Condannare i crimini di guerra, la pulizia etnica, l’espropriazione indebita del quartiere di Gerusalemme Sheikh Jarrah, la sua occupazione e la sua colonizzazione sono state le parole d’ordine di centinaia di manifestazioni in giro per il mondo, da New York a Sydney, e Torino non è mancata all’appello.

La presenza di persone di tutte le età, di tutte le etnie e di tutte le religioni ha dimostrato come la causa palestinese non sia una questione di tifoseria, ma una lotta contro l’oppressione, una lotta per la giustizia. 

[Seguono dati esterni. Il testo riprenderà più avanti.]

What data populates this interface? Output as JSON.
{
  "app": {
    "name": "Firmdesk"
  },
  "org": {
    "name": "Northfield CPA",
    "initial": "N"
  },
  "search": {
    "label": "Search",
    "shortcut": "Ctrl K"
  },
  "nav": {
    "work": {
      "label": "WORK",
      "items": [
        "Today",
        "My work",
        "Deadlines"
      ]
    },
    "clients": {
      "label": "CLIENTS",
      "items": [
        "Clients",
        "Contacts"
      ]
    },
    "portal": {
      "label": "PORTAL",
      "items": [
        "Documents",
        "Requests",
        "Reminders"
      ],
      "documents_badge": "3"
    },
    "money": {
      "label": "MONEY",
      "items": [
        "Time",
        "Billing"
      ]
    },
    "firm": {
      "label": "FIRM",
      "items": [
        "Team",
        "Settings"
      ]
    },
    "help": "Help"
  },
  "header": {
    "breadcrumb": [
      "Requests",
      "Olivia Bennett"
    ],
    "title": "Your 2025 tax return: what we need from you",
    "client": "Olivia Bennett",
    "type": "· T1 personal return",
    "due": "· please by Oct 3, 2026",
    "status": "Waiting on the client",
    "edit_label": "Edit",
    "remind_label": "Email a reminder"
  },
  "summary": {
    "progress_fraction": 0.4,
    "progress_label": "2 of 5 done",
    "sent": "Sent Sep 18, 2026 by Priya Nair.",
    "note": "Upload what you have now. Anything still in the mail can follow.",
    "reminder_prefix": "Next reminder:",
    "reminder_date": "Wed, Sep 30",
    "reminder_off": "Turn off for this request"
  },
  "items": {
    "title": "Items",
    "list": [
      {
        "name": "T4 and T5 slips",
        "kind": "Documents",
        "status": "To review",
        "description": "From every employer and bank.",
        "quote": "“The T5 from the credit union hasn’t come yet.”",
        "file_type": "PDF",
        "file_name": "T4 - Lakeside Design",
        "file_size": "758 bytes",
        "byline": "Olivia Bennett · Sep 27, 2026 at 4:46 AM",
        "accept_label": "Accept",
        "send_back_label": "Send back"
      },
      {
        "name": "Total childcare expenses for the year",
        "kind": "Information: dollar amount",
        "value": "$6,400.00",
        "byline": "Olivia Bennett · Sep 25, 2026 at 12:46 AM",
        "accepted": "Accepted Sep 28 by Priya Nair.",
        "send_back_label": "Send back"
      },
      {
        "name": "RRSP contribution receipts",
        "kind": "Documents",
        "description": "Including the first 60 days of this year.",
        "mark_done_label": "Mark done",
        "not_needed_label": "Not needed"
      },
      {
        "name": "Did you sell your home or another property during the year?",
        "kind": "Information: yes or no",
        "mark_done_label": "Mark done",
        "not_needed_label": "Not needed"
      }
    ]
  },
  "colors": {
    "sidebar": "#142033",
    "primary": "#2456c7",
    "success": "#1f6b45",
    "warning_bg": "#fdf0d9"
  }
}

Nel giorno del 73° anniversario della Nakba migliaia di manifestanti si sono mobilitati per esprimersi contro l’occupazione, che come il primo giorno uccide e massacra gli autoctoni. La catastrofe non ha smesso di perpetuarsi ma di generazione in generazione il desiderio di ritorno non si è affievolito. Grazie ai social, come molti hanno ribadito nei megafoni in piazza, la voce si è alzata all’unisono alimentata dalle immagini e dai video che prima trasmettevano solo pochissime reti televisive.

Il fatto che i politici e i media occidentali siano parziali – che parlino e operino per partito preso, che restino silenziosi sulla sofferenza dei palestinesi, barattando l’obiettività e l’equità- sottolinea quanto le vittime palestinesi subiscano una doppia ingiustizia: quella di essere colonizzate sotto occupazione, e quella di non avere diritto allo stesso trattamento mediatico. 

I cartelloni recitavano condanne e biasimi, immagini viste e riviste sui social sono state stampate per ricordare le atrocità che i coloni perpetrano, le frasi dei giovani di Sheikh Jarrah copiate e urlate a squarciagola, sotto l’unico coro di “Palestina libera”.